Graph perturbations and corresponding spectral changes in Internet topologies

Hightlights
• The physical meaning of the normalized Laplacian spectrum for the Internet.
• Graph perturbations and changes in the weighted spectral distribution.
• Graph perturbations and changes in the multiplicity of the eigenvalue 1.
• The two spectral metrics are asymptotically independent of network size.
• The two spectral metrics are a good choice for study on the Internet optimization.
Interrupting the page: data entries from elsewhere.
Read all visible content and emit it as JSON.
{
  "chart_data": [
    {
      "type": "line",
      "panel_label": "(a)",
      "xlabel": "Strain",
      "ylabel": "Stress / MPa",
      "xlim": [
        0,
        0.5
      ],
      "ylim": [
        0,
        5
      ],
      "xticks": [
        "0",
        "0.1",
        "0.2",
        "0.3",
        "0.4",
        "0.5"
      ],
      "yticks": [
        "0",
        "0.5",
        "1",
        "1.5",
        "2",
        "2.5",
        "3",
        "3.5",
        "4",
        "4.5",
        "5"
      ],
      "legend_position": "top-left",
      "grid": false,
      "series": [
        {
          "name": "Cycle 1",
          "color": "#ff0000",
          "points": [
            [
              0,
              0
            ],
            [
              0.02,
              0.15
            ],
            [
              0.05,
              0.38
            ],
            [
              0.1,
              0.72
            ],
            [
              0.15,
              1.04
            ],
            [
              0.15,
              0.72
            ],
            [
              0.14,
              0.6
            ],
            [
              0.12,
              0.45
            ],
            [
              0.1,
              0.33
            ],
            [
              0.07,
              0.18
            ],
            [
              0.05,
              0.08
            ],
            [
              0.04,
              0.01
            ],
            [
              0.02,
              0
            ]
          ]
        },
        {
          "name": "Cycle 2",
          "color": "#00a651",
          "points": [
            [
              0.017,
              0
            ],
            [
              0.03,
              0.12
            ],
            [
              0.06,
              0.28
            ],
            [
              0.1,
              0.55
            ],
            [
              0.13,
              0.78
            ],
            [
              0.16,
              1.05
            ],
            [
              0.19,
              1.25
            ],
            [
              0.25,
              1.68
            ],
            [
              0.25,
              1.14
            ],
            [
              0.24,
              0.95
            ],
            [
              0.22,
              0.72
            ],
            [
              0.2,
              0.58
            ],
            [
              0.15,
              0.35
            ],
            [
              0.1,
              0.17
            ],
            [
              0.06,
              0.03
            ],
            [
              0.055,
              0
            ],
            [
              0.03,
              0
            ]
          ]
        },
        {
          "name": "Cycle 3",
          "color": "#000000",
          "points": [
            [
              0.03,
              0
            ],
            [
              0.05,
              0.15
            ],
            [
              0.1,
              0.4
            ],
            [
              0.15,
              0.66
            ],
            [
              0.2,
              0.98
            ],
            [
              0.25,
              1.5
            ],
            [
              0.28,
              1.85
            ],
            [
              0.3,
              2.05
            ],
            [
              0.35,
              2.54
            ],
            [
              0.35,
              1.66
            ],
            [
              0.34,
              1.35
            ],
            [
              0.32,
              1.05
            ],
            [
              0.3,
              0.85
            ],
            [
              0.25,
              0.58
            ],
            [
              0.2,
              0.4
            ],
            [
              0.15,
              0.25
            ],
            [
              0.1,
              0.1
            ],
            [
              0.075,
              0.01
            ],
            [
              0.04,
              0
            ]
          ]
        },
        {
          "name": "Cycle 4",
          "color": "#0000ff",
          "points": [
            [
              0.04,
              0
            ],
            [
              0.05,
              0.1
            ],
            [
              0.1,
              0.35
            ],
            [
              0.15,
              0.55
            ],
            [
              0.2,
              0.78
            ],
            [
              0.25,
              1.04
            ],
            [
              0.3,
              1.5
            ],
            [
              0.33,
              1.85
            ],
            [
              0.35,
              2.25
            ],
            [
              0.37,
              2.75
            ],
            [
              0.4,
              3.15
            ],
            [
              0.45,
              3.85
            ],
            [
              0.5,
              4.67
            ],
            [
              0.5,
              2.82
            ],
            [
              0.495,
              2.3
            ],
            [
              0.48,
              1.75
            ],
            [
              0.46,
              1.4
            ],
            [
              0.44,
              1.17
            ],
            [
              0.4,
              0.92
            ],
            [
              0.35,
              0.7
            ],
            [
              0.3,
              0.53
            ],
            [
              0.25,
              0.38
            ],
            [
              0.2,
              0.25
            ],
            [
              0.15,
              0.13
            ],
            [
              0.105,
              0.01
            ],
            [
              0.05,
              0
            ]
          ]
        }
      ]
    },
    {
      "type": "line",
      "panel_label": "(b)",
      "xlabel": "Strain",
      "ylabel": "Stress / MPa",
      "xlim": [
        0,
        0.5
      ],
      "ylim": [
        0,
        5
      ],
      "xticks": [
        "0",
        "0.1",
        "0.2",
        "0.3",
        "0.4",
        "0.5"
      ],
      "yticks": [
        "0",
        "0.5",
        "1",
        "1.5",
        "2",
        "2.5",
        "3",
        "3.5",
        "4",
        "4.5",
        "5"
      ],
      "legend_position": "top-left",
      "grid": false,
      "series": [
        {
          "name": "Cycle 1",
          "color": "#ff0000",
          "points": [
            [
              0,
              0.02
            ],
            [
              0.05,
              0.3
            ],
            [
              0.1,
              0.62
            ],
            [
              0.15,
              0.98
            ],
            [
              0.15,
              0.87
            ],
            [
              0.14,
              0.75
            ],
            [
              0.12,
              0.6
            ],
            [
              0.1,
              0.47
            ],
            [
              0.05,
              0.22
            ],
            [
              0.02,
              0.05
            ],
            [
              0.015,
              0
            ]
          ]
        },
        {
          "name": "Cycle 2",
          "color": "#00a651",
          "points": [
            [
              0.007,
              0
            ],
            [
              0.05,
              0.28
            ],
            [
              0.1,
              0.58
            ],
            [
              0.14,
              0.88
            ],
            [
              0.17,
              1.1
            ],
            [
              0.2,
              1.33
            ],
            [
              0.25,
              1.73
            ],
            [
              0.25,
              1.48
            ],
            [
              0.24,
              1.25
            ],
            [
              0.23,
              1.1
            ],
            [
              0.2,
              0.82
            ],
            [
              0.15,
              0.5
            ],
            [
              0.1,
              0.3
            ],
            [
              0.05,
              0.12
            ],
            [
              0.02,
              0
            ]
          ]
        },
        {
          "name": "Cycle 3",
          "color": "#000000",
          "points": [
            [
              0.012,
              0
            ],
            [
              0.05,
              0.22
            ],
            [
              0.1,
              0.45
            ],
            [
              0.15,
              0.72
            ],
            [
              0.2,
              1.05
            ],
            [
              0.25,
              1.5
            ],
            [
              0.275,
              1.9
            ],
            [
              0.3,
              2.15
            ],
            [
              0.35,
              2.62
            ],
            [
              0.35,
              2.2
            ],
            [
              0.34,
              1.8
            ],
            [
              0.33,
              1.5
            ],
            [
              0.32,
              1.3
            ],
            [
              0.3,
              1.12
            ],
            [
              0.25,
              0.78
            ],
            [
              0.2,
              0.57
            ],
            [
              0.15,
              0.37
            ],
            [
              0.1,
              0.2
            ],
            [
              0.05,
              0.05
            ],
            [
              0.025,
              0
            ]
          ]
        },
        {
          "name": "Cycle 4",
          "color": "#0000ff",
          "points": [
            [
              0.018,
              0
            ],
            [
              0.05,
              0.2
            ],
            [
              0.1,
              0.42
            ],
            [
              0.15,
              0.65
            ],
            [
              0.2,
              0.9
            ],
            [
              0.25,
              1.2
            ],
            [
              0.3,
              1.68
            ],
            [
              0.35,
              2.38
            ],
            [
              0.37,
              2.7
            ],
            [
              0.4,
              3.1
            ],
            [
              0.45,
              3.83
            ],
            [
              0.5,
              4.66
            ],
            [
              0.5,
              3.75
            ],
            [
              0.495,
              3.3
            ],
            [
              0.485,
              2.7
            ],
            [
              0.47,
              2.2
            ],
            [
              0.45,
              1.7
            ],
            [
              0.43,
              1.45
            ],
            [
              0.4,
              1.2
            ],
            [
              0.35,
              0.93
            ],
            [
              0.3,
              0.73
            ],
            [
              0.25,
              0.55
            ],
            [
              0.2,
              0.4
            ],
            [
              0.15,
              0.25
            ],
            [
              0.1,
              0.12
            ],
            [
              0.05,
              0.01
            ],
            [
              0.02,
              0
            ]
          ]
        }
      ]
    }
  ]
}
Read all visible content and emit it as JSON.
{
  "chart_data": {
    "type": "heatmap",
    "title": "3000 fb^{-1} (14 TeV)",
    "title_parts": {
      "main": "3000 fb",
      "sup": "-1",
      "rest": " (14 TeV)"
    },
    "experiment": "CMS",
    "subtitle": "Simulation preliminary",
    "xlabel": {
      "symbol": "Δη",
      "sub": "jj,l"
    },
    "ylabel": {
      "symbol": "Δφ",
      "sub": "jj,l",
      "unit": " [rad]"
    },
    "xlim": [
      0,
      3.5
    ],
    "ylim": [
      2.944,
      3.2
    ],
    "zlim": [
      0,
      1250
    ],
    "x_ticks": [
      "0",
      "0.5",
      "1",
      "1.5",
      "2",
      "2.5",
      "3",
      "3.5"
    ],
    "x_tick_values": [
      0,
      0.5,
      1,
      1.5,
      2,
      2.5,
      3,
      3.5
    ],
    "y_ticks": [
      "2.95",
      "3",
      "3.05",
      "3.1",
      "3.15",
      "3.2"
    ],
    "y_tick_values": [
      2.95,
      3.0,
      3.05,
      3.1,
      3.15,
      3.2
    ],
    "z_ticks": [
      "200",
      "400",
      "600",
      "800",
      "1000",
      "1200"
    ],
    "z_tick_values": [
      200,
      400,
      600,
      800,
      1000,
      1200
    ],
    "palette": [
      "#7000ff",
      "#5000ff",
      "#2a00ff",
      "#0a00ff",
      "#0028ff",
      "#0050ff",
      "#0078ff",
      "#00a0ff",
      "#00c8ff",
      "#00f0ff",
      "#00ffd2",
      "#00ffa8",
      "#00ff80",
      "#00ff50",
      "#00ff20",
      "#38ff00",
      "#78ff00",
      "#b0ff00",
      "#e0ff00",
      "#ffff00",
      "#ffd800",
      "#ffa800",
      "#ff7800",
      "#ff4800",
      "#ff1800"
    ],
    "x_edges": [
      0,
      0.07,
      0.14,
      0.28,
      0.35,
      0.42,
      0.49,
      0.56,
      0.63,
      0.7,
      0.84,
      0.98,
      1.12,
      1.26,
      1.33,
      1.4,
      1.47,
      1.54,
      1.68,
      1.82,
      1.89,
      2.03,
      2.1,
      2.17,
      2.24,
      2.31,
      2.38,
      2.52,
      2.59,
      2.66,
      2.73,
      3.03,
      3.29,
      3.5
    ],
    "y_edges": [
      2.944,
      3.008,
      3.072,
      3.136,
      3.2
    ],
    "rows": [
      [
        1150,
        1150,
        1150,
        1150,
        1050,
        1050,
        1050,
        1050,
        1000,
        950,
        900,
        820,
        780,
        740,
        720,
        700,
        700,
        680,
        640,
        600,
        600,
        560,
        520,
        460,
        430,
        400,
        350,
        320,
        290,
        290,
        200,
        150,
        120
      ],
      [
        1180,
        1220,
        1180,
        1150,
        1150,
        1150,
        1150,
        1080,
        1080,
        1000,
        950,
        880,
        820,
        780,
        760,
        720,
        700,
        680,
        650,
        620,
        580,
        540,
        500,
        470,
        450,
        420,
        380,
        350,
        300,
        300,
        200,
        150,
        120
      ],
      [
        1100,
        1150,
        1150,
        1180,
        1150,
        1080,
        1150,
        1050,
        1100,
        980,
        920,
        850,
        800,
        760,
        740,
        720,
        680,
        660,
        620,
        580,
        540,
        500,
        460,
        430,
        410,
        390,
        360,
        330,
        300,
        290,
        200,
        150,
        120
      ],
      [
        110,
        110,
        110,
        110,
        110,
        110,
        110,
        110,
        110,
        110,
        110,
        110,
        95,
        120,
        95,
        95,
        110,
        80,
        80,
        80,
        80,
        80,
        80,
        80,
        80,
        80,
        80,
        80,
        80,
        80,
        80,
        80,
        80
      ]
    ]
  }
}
The normalized Laplacian spectrum (NLS) is a powerful tool for comparing graphs with different sizes. Recently, we showed that two NLS features, namely the weighted spectral distribution (WSD) and the multiplicity of the eigenvalue 1 (ME1), are particularly relevant to the Internet topology at the inter-domain level. In this paper, we examine the physical meaning of the two metrics for the Internet. We show that the WSD reflects the transformation from single-homed nodes to multi-homed nodes for better fault-tolerance and that the ME1 quantifies the initial star-based structure associated with node classification, both of which are critical to the robustness of the Internet structure. We then investigate the relation between the metrics and graph perturbations (i.e., small changes in a graph). We show that these two NLS metrics can be a good choice for study on the Internet optimization. Our work reveals novel insights into the Internet structure and provides useful knowledge for statistical analysis on complex networks.